Well, I went to my first college roommate's wedding party/shower or whatever you call it. I forgot how cool he is. What was funny, is he has a smell, it isn't bad or good, it is like how peaches smell like peaches. He smells like him, and it brought back memories. It actually triggered memories. I was the only single person there. LOL!!! my goodness. I am really excited for him. It is weird, cause my parents got married about this age, and they are, and I feel like I am still 18 sometimes.
Ok, Nat Nat, we wanna hear from you!!!
Lebst du noch?
So Terez, I should tell you this story (i already told natalie on the phone) about this fourth grade student of mine who thought it'd be a good idea to rip a metal bead off her shirt and stuff it under the skin of her gum...a GIANT metal bead. it's been like, a week since it happened and it's still there and she still hasn't gone to the doctor. little girl, don't you know that it is a BAD idea to stick metal beads up your gum and under your skin? geesh.
also, this week for the first time in my life i picked an apple from an apple tree and ate it and it was delicious. apparently a lot of people have had this experiences, but i never had. i liked it. i hope it happens again.
i think it would be very confusing to have to fill out m/f/ F turned M/M turned F. they ARE getting very good. have you seen ugly betty? i would have never have known that what's her face was actually a man.
I'll be writing soon! I've had a visitor...Lilli! We're having a great time.
Miss you Terez, Heather, and Jamie...my only apparent readers of this blog.
till soon,
Natalie
Well, since we are telling stories, I am going to take advantage, cause i don't get to tell stories often. I have a secret. This is really embarrassing for me. I never thought these words would come out of my mouth.
Well, do you all know the movie "Supersize Me"? I always made fun of it, 'cause I was like no one eats at a fast food place everyday. That is just totally ridiculous i thought. Well, i just proved myself wrong. There is this new place called Zaxby'S that they built right down the street. They make really really tasty food. Normally it takes a really long time to get food there, so it makes one not wanna go. Since it was just open, i thought i would try it out, and the drive-through was really fast. I was so shocked. So, i got a really tasty meal that day, and was really excited cause i didn't have to wait. Well, the next day around lunch time I get hungry again, so I say, well it was so quick at Zaxby's last time, and they have really good food, why not try it again. So I did. I noticed, that the drive-through girl looked at me, like the "don't i know you" look. Well, I was thinking she recognized me. Well, I have to admit today I got hungry again, and guess where I went! Yes, and this time The drive-through attendant spoke. Oh, how embarrassing. What made it bad, was that she said, "Oh, you are alone today". Yes, I was a lone, but I was alone all the rest of the days.

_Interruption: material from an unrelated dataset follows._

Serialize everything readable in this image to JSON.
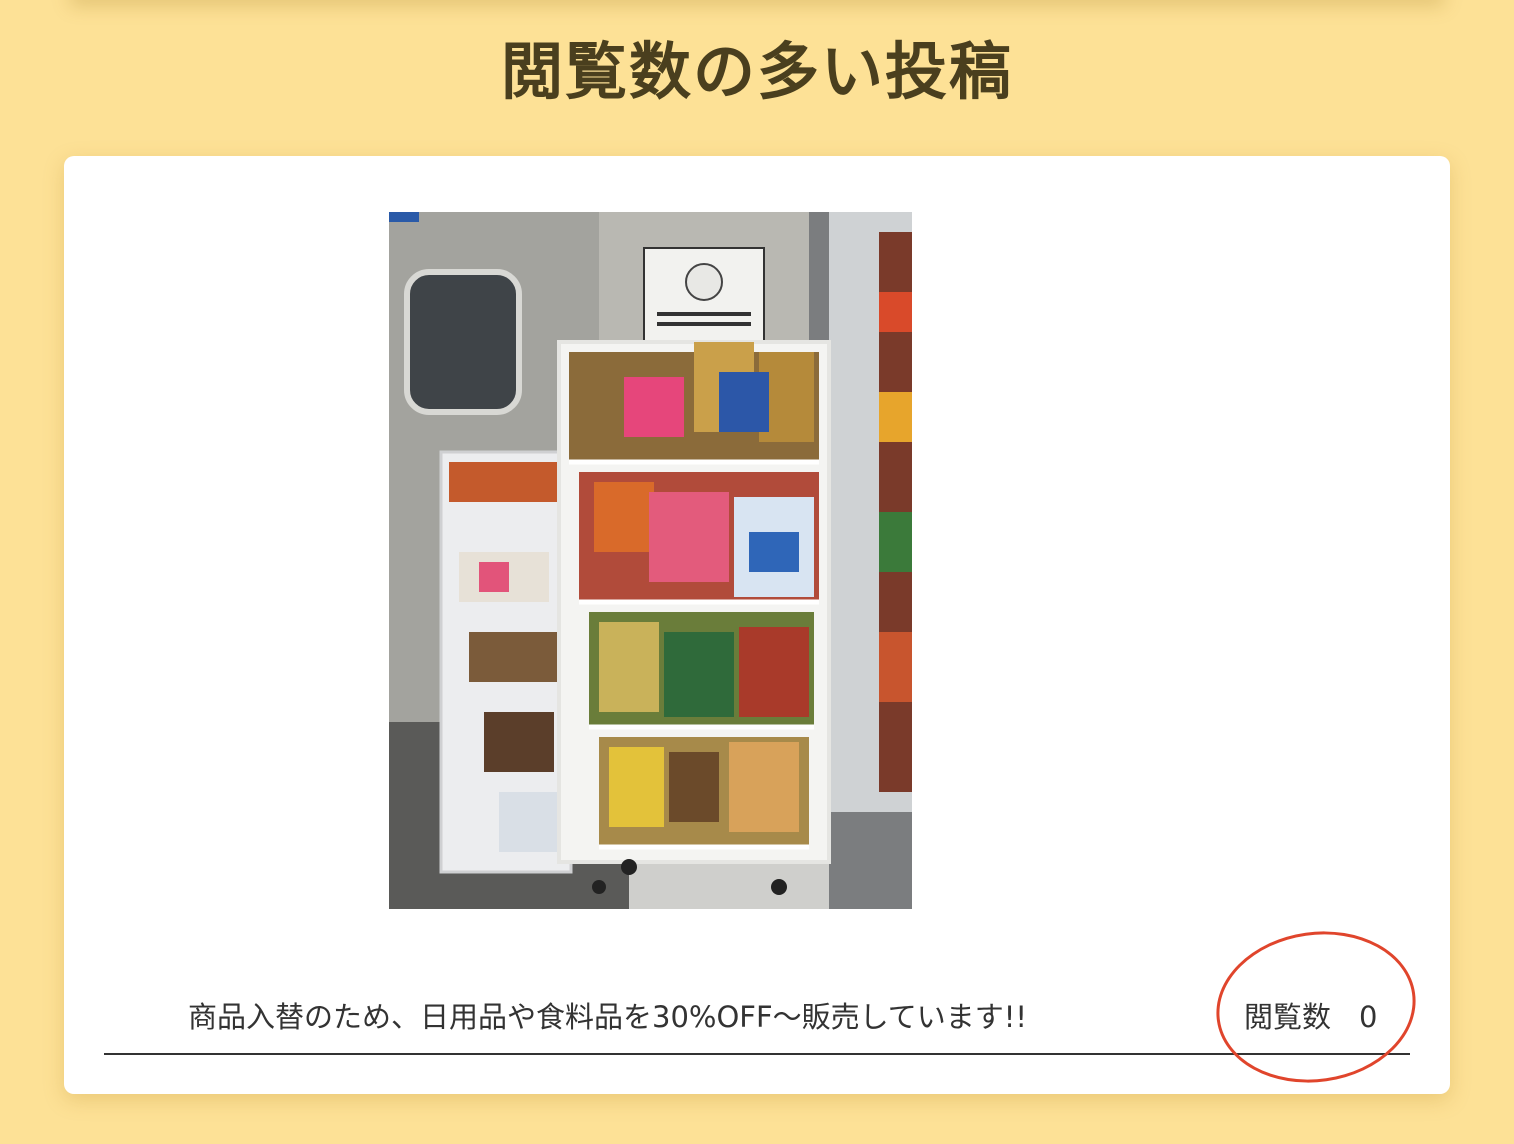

SO, I am a LONELY guy who is a FAT pig, and drives around in his car, and eats GREASY FAST FOOD everyday of his lonely life. How sad!!! But it felt good to stuff my face full of fries and chicken rapped in Bacon and Cheese. I would ask for a hug, but i don't wanna get any grease and crumbs on anyone from my mouth and fatty fingers.

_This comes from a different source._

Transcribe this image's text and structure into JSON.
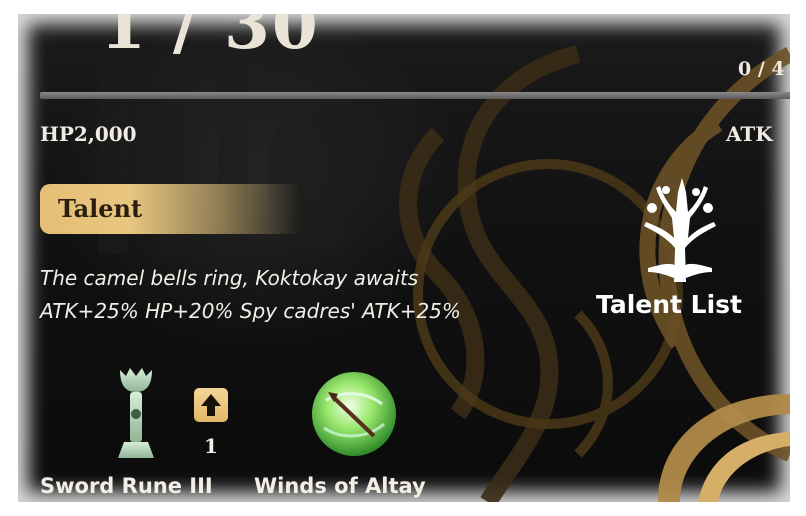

p.s. Yes i did notice all the grammatical mistakes in what I wrote, but i can't go back and fix them. My keyboard is too greasy. Is Lilli still there? Or are you trying to use her as an excuse well after she has gone?
-Fatty fat greasy chicken fingers
a.k.a. T$
Hey Terez.
Yeah, I was lured to a Zaxby's the other day. I found the service to be pretty speedy, even though it was a busy lunch rush. Zaxby's is damn good. I just wish they'd include something green in the combo to at least fool me into thinking I'm not a fat slob eating greasy fast food in my car. Either way, you can bet I'll be back there.
I got a great LOL from your experience. It's pretty bad when the fast food workers all know you by name.
So there is a count down. We have 81 days of stored water left. Ya'll it is so bad in some spots if you get caught watering outside they cut your supply on the spot.